Monday, January 16, 2012

This Day.....




Today has been one of "those days" and I have to be honest - it kicked me in the gut. You know that "fight or flight" response they talk about? Well, today I wanted to run as far away as I could. 

For some reason the prophet Elijah came to mind. I wasn't thinking about when he was being all big and bad with the prophets of Baal, asking them where was their god. No, I was thinking more about the time when Jezebel sent him a message that caused him to run, sit under a juniper tree and request to die. (No, I didn't request to die, but I was cowering in fear.)

It all started with a diabetic episode that scared me. Next thing I knew I was trembling in fear! (No, it wasn't trembling caused by low blood sugar; I was trembling inside!) The next time I tried to workout, it was all I could do to not turn and run away.
Then I went to the doctor and got the basic, "This is something you'll have forever and it won't really get better but it will get worse" kind of facts. I walked out that door completely ready to find myself a juniper tree!

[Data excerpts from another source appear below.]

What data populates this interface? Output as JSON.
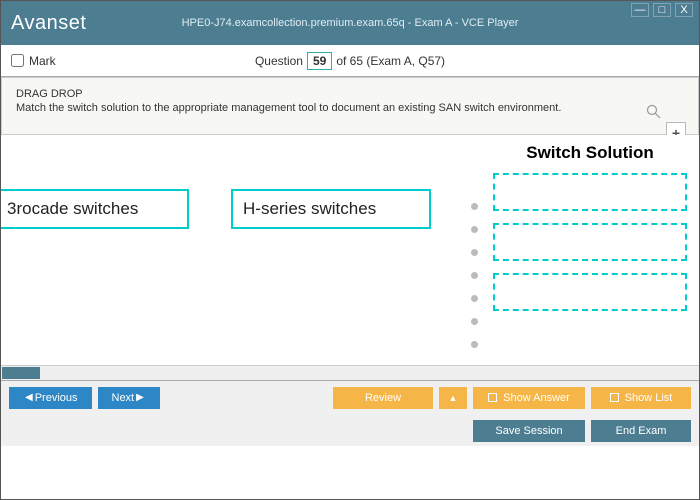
{
  "window": {
    "logo": "Avanset",
    "title": "HPE0-J74.examcollection.premium.exam.65q - Exam A - VCE Player",
    "min": "—",
    "max": "□",
    "close": "X"
  },
  "qbar": {
    "mark": "Mark",
    "question_label": "Question",
    "current": "59",
    "rest": "of 65 (Exam A, Q57)"
  },
  "instructions": {
    "title": "DRAG DROP",
    "body": "Match the switch solution to the appropriate management tool to document an existing SAN switch environment."
  },
  "zoom": {
    "plus": "+",
    "minus": "−"
  },
  "drag": {
    "src1": "3rocade switches",
    "src2": "H-series switches",
    "target_title": "Switch Solution"
  },
  "footer": {
    "previous": "Previous",
    "next": "Next",
    "review": "Review",
    "show_answer": "Show Answer",
    "show_list": "Show List",
    "save_session": "Save Session",
    "end_exam": "End Exam"
  }
}
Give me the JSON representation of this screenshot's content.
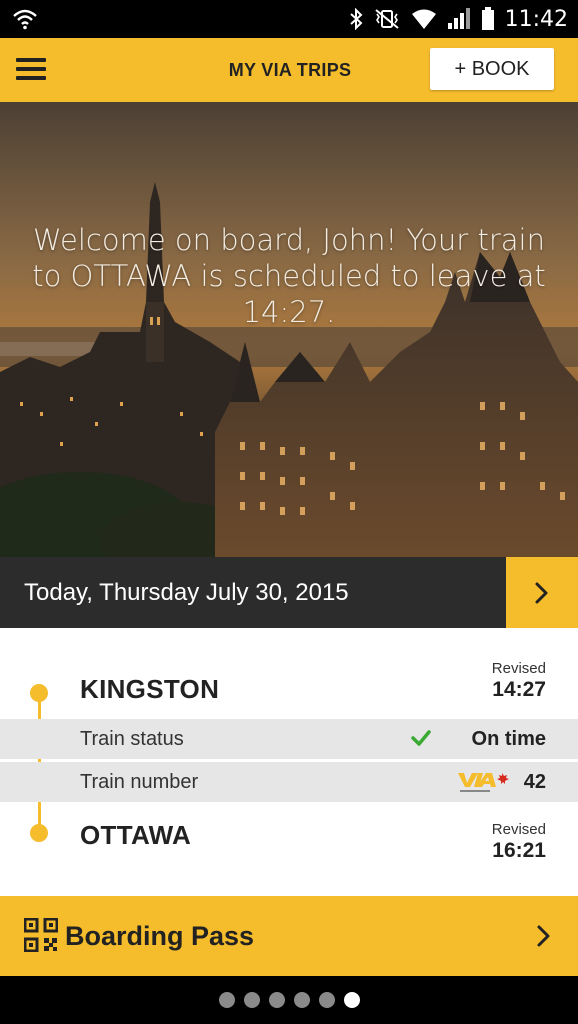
{
  "status_bar": {
    "time": "11:42",
    "icons": [
      "wifi-question-icon",
      "bluetooth-icon",
      "vibrate-mute-icon",
      "wifi-icon",
      "signal-icon",
      "battery-icon"
    ]
  },
  "app_bar": {
    "menu_icon": "hamburger-menu-icon",
    "title": "MY VIA TRIPS",
    "book_label": "+ BOOK"
  },
  "hero": {
    "message": "Welcome on board, John! Your train to OTTAWA is scheduled to leave at 14:27."
  },
  "date_bar": {
    "date": "Today, Thursday July 30, 2015",
    "next_icon": "chevron-right-icon"
  },
  "trip": {
    "departure": {
      "station": "KINGSTON",
      "revised_label": "Revised",
      "time": "14:27"
    },
    "arrival": {
      "station": "OTTAWA",
      "revised_label": "Revised",
      "time": "16:21"
    },
    "status": {
      "label": "Train status",
      "value": "On time",
      "icon": "checkmark-icon"
    },
    "number": {
      "label": "Train number",
      "value": "42",
      "logo": "via-rail-logo"
    }
  },
  "boarding_pass": {
    "label": "Boarding Pass",
    "icon": "qr-code-icon"
  },
  "pager": {
    "total": 6,
    "active_index": 5
  },
  "colors": {
    "accent": "#f5bd2c",
    "dark": "#2c2c2c",
    "row_bg": "#e6e6e6",
    "check": "#3aaa35"
  }
}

I went to my evening workout anyway...after all - it's what I do, but my heart wasn't in it. As I went around that track (very slowly!) I talked to myself. I had to remind myself that nothing had really changed about my situation...the only thing that changed was my perception of things. 
I was no longer looking at things in faith and doing what I could do; now I looked at the situation in fear. 
That's when this song came on my ipod: This Day by Steven Curtis Chapman. 
Check out the lyrics (emphasis mine)


"Yesterday the sky was bright and clear
I could see the sun and I could hear the song
Faith flowed like a river free and deep
And grace was not so hard to be believed
But that was yesterday
And what was close enough to touch
Now seems a world away
So what about this day

This day all His mercies are new
This day every promise is true
Father, help me to believe
Give me faith I need to know You
And trust You this day
This day

Who knows what tomorrow’s light will bring
Tears to cry or maybe songs to sing out loud
But only God can see that far away
And He made us for living day by day
‘Cause He wants us to see
That the God that He’s been every day of history
Is who He is this day

‘Cause You are the same yesterday and today and forever
Through every season Your truth and Your grace never change
Oh, Lord, I do believe that the God that You’ve been every day of history
Is who You are this day

This day…this day

This day Your mercies are new
This day Your promise is true
This day my hope is in You, Lord
This day"

Okay....even I could hear God trying to get my attention and help me adjust my point of view. Even though this weekend hasn't been what I like, tomorrow is a new day....and His mercies are new. Have a good week my friends.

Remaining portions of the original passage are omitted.